The son of a bitch, Cain thought angrily to himself.
Right then the whinnying noise out in the street commenced again, and Cain turned and glanced out the window. A man seated in a wagon filled with coal was flogging an old roan nag with a rawhide whip. The road was muddy and the wagon's wheels embedded in the muck, and it was obvious the load was far too much for the animal. The horse's back was flayed almost raw, yet the man continued to strike the poor creature. Cain couldn't stand to witness such treatment of a horse. He was fond of horses, felt they had more common sense and loyalty than most people he knew, and under different circumstances he would have called down to the man to desist, might even have rushed out into the street and confronted him. But he had his own concerns right now.

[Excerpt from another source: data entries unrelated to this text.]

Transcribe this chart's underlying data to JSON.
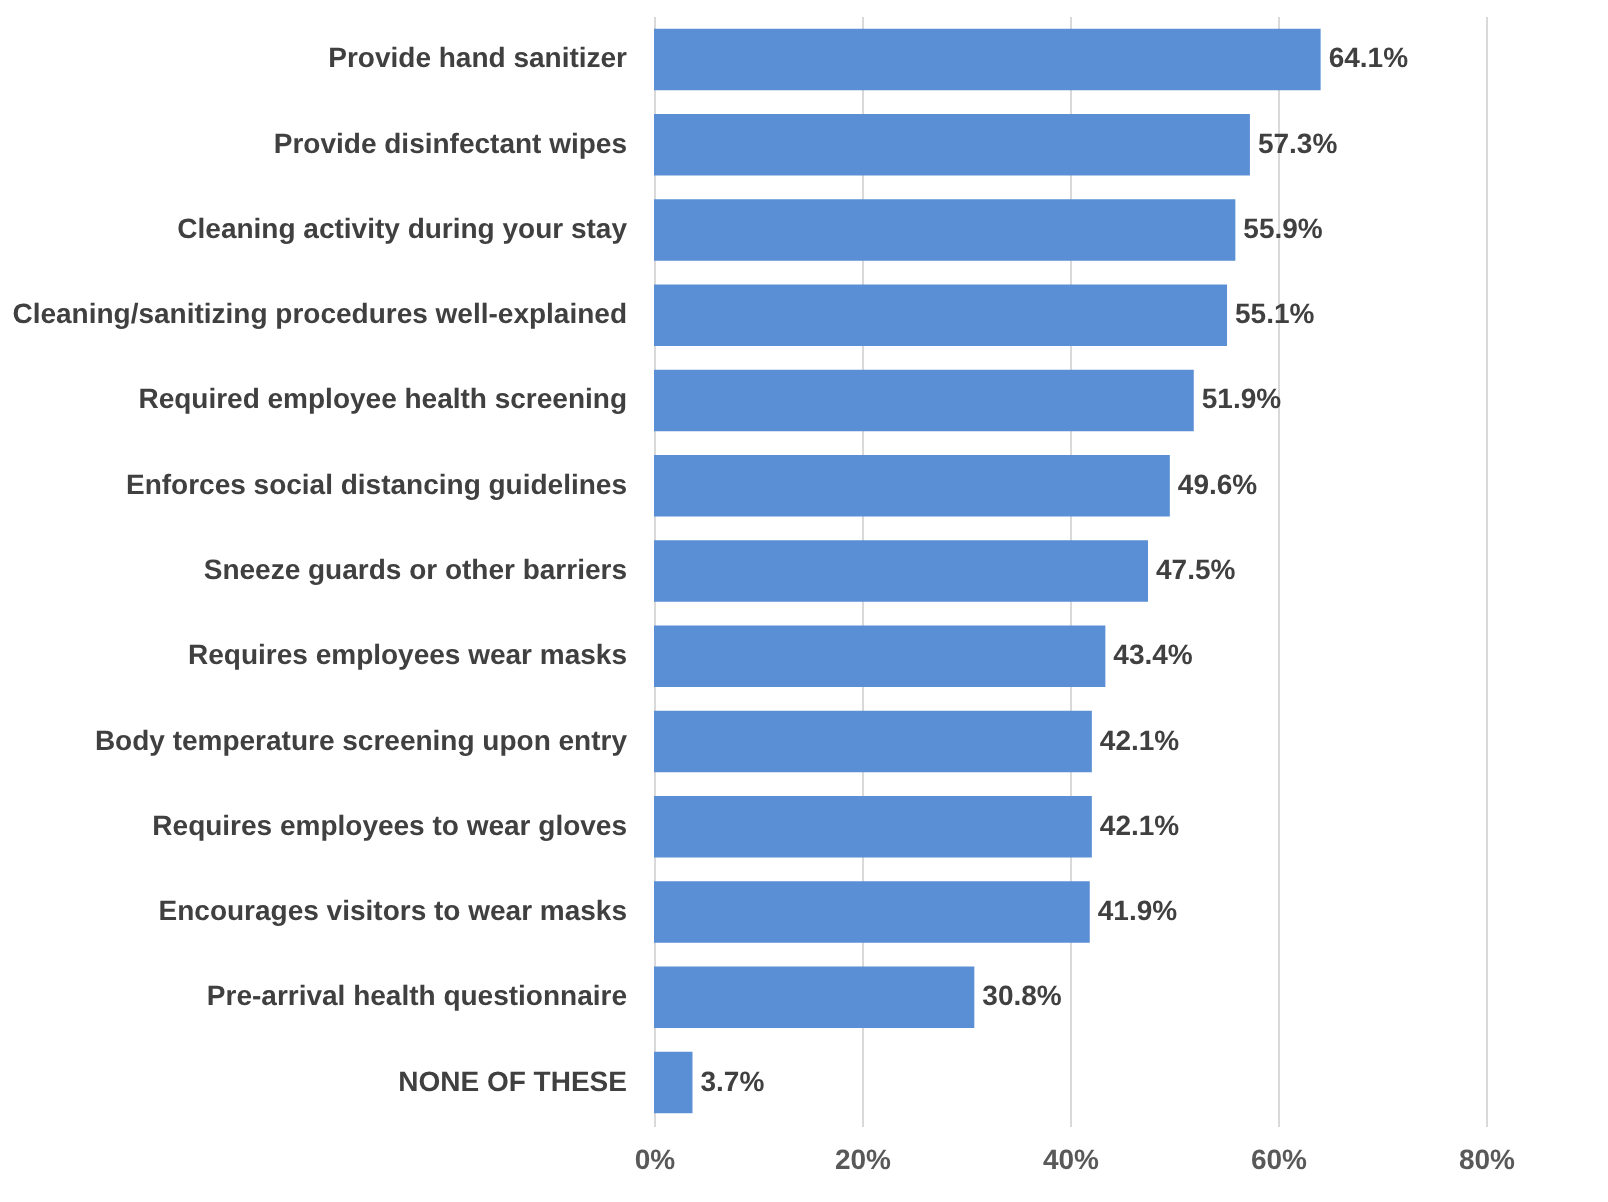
{
  "chart_data": {
    "type": "bar",
    "orientation": "horizontal",
    "categories": [
      "Provide hand sanitizer",
      "Provide disinfectant wipes",
      "Cleaning activity during your stay",
      "Cleaning/sanitizing procedures well-explained",
      "Required employee health screening",
      "Enforces social distancing guidelines",
      "Sneeze guards or other barriers",
      "Requires employees wear masks",
      "Body temperature screening upon entry",
      "Requires employees to wear gloves",
      "Encourages visitors to wear masks",
      "Pre-arrival health questionnaire",
      "NONE OF THESE"
    ],
    "values": [
      64.1,
      57.3,
      55.9,
      55.1,
      51.9,
      49.6,
      47.5,
      43.4,
      42.1,
      42.1,
      41.9,
      30.8,
      3.7
    ],
    "value_labels": [
      "64.1%",
      "57.3%",
      "55.9%",
      "55.1%",
      "51.9%",
      "49.6%",
      "47.5%",
      "43.4%",
      "42.1%",
      "42.1%",
      "41.9%",
      "30.8%",
      "3.7%"
    ],
    "color": "#5b8fd5",
    "xlim": [
      0,
      80
    ],
    "xticks": [
      {
        "value": 0,
        "label": "0%"
      },
      {
        "value": 20,
        "label": "20%"
      },
      {
        "value": 40,
        "label": "40%"
      },
      {
        "value": 60,
        "label": "60%"
      },
      {
        "value": 80,
        "label": "80%"
      }
    ],
    "grid": "x"
  }
}
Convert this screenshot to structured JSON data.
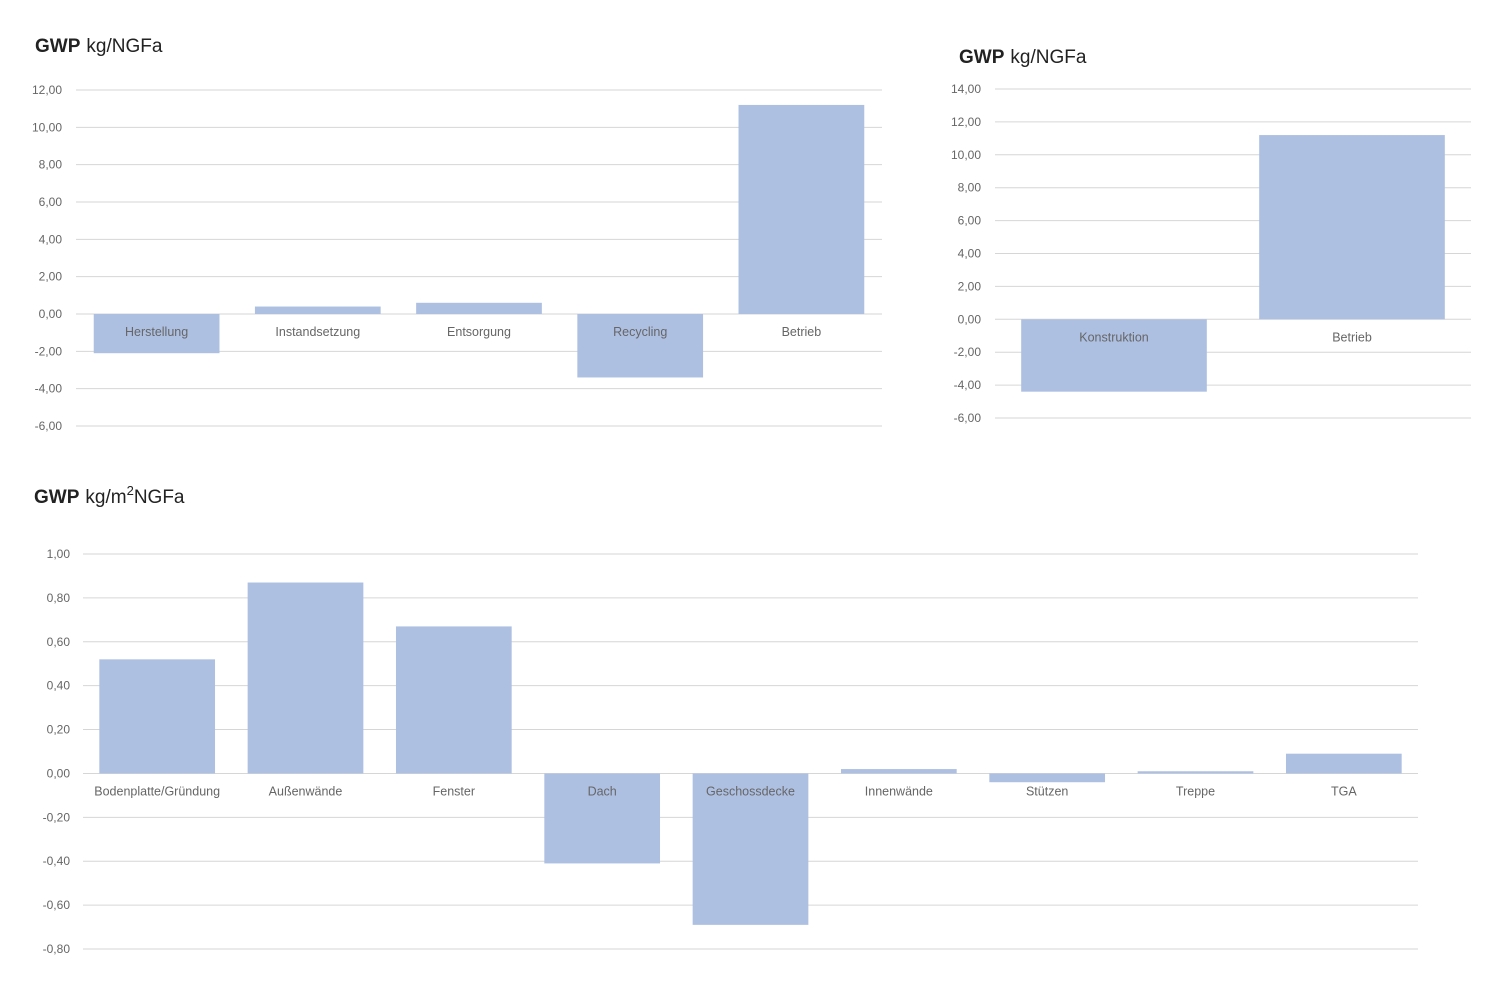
{
  "colors": {
    "bar": "#aec0e2",
    "grid": "#d6d6d6",
    "tick_text": "#666666",
    "title_text": "#222222"
  },
  "chart_data": [
    {
      "type": "bar",
      "title_bold": "GWP",
      "title_unit": "kg/NGFa",
      "title_sup": "",
      "title_unit_after": "",
      "categories": [
        "Herstellung",
        "Instandsetzung",
        "Entsorgung",
        "Recycling",
        "Betrieb"
      ],
      "values": [
        -2.1,
        0.4,
        0.6,
        -3.4,
        11.2
      ],
      "ylim": [
        -6,
        12
      ],
      "yticks": [
        "12,00",
        "10,00",
        "8,00",
        "6,00",
        "4,00",
        "2,00",
        "0,00",
        "-2,00",
        "-4,00",
        "-6,00"
      ],
      "grid": true
    },
    {
      "type": "bar",
      "title_bold": "GWP",
      "title_unit": "kg/NGFa",
      "title_sup": "",
      "title_unit_after": "",
      "categories": [
        "Konstruktion",
        "Betrieb"
      ],
      "values": [
        -4.4,
        11.2
      ],
      "ylim": [
        -6,
        14
      ],
      "yticks": [
        "14,00",
        "12,00",
        "10,00",
        "8,00",
        "6,00",
        "4,00",
        "2,00",
        "0,00",
        "-2,00",
        "-4,00",
        "-6,00"
      ],
      "grid": true
    },
    {
      "type": "bar",
      "title_bold": "GWP",
      "title_unit": "kg/m",
      "title_sup": "2",
      "title_unit_after": "NGFa",
      "categories": [
        "Bodenplatte/Gründung",
        "Außenwände",
        "Fenster",
        "Dach",
        "Geschossdecke",
        "Innenwände",
        "Stützen",
        "Treppe",
        "TGA"
      ],
      "values": [
        0.52,
        0.87,
        0.67,
        -0.41,
        -0.69,
        0.02,
        -0.04,
        0.01,
        0.09
      ],
      "ylim": [
        -0.8,
        1.0
      ],
      "yticks": [
        "1,00",
        "0,80",
        "0,60",
        "0,40",
        "0,20",
        "0,00",
        "-0,20",
        "-0,40",
        "-0,60",
        "-0,80"
      ],
      "grid": true
    }
  ]
}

Antoinette's was in Shockoe Bottom, down near the waterfront, a rough, squalid section of Richmond composed of cheap doggeries and gaming houses, cockfighting pits and faro banks, and brothels like the one he was in. It being springtime, the roads were muddy and deeply rutted. Street vendors and fishwives were pushing carts and calling out their wares. The dead-fish-and-sewage stench of the river floated on the air of this fine, bright morning. Dowling's, a boardinghouse where he had lived on and off for the past two years, was just two streets over. Ships were anchored at the wharves, and small boats plied the James. To the west, past the canal, he saw a train crossing the Richmond and Dunville Railroad Bridge. Beyond that were the smokestacks of the Tredegar Iron Works, and farther out, in the middle of the river, Belle Isle. In front of Antoinette's, he spied a young Negro boy holding two horses.
"I have made it a rule not to conduct business on credit," Eberly said.
"I am only asking that you give me some time."
"I've already given you a week."
"But I am good for it, sir. Ask anyone in Richmond. They'll vouchsafe Augustus Cain's word."
"I have," the man said cynically. "That's why I am demanding payment now."